Sekarang, di usia yang hampir sama dengan saat ayah dan ibunya meninggal, Surya merasa seperti bayangan yang terperangkap di antara masa lalu dan ketidakpastian masa depan. Setiap malam, ia duduk di beranda gubuknya, membaca catatan-catatan ayahnya. Tulisan-tulisan itu bukan dongeng seperti yang pernah Yanto ceritakan padanya, melainkan puisi-puisi muram tentang penyesalan, darah, dan laut yang tak pernah memaafkan. Di antara baris-baris itu, Surya menemukan petunjuk tentang hidup ayahnya—pertemuan-pertemuan rahasia, pengkhianatan, dan rasa bersalah yang menghantui Yanto hingga akhir hayatnya.
"Aku tidak ingin mati seperti mereka," gumam Surya pada dirinya sendiri suatu malam, sambil menatap tambak yang gelap di kejauhan. Ia merasa ada kutukan yang mengintai, sebuah garis takdir yang menghubungkan kematian ayah dan ibunya di usia 30-an dengan hidupnya sendiri. Tapi di dalam hatinya, ia juga ingin menemukan makna, sesuatu yang bisa menebus kegelapan yang ditinggalkan keluarganya.

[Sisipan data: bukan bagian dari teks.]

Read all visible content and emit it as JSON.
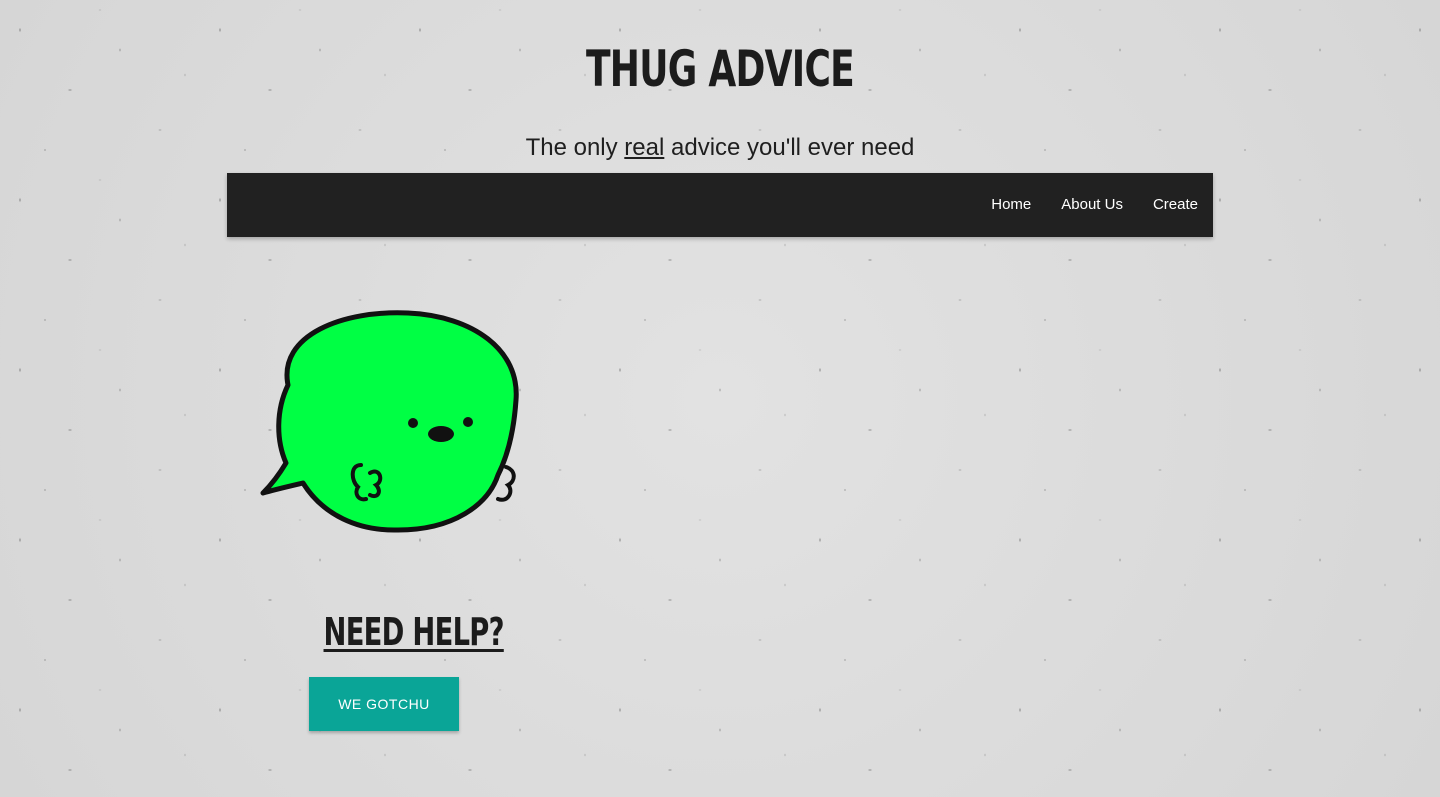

Pagi itu, setelah malam yang panjang tanpa tidur, Surya memutuskan untuk pergi ke tambak tempat ayahnya ditemukan. Ia membawa sebuah buku catatan kecil yang baru dibeli, bertekad untuk menulis sesuatu—bukan puisi muram seperti ayahnya, tetapi cerita tentang hidupnya sendiri. Ia duduk di tepi tambak, mendengarkan suara ombak kecil yang menghantam tanggul, dan mulai menulis.

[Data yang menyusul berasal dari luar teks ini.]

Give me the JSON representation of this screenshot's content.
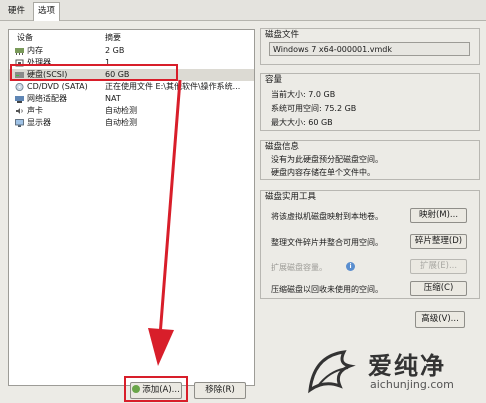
{
  "tabs": [
    {
      "label": "硬件",
      "active": false
    },
    {
      "label": "选项",
      "active": true
    }
  ],
  "device_list": {
    "headers": {
      "device": "设备",
      "summary": "摘要"
    },
    "rows": [
      {
        "device": "内存",
        "summary": "2 GB",
        "icon": "memory-icon"
      },
      {
        "device": "处理器",
        "summary": "1",
        "icon": "processor-icon"
      },
      {
        "device": "硬盘(SCSI)",
        "summary": "60 GB",
        "icon": "hard-disk-icon",
        "selected": true
      },
      {
        "device": "CD/DVD (SATA)",
        "summary": "正在使用文件 E:\\其他软件\\操作系统...",
        "icon": "cd-dvd-icon"
      },
      {
        "device": "网络适配器",
        "summary": "NAT",
        "icon": "network-adapter-icon"
      },
      {
        "device": "声卡",
        "summary": "自动检测",
        "icon": "sound-card-icon"
      },
      {
        "device": "显示器",
        "summary": "自动检测",
        "icon": "display-icon"
      }
    ]
  },
  "buttons": {
    "add": "添加(A)...",
    "remove": "移除(R)",
    "advanced": "高级(V)..."
  },
  "disk_file": {
    "title": "磁盘文件",
    "value": "Windows 7 x64-000001.vmdk"
  },
  "capacity": {
    "title": "容量",
    "current": "当前大小: 7.0 GB",
    "available": "系统可用空间: 75.2 GB",
    "max": "最大大小: 60 GB"
  },
  "disk_info": {
    "title": "磁盘信息",
    "line1": "没有为此硬盘预分配磁盘空间。",
    "line2": "硬盘内容存储在单个文件中。"
  },
  "disk_utility": {
    "title": "磁盘实用工具",
    "rows": [
      {
        "label": "将该虚拟机磁盘映射到本地卷。",
        "button": "映射(M)...",
        "enabled": true
      },
      {
        "label": "整理文件碎片并整合可用空间。",
        "button": "碎片整理(D)",
        "enabled": true
      },
      {
        "label": "扩展磁盘容量。",
        "button": "扩展(E)...",
        "enabled": false
      },
      {
        "label": "压缩磁盘以回收未使用的空间。",
        "button": "压缩(C)",
        "enabled": true
      }
    ]
  },
  "watermark": {
    "name": "爱纯净",
    "url": "aichunjing.com"
  },
  "colors": {
    "highlight": "#d81e2a",
    "selection": "#dcdad3",
    "panel": "#ecebe6"
  }
}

"Aku lahir dari garam dan air mata. Ayahku adalah penutur cerita yang menyimpan darah di tangannya. Ibuku adalah bisikan yang akhirnya lenyap. Aku tidak tahu apakah aku akan hidup lebih lama dari mereka, tapi aku ingin meninggalkan jejak yang berbeda. Bukan karung di tepi tambak, bukan puisi tentang kematian, tapi sesuatu yang hidup, yang bernapas."
Saat menulis, Surya teringat perkataan ibunya dulu, sebelum suaranya hilang: "Jangan jadi seperti ayahmu, tapi jangan juga membencinya. Ia mencintaimu, meski caranya salah." Kata-kata itu dulu terasa kosong bagi Surya, tapi kini ia mulai memahaminya. Ayahnya bukan pahlawan, tapi juga bukan monster—ia hanyalah manusia yang tersesat.
Hari itu, untuk pertama kalinya, Surya merasa bebas dari bayang-bayang masa lalu. Ia memutuskan untuk terus menulis, merekam setiap hari yang ia jalani, setiap mimpi yang ia kejar. Ia ingin membuktikan bahwa hidupnya bukan sekadar pengulangan dari tragedi ayah dan ibunya. Tambak itu, yang dulu menjadi saksi bisu kematian, kini menjadi tempat ia menemukan alasan untuk hidup.
Matahari mulai terbenam, mewarnai langit dengan semburat jingga. Surya menutup buku catatannya, tersenyum kecil, dan berjalan pulang. Di tangannya, ia membawa harapan—bukan kutukan.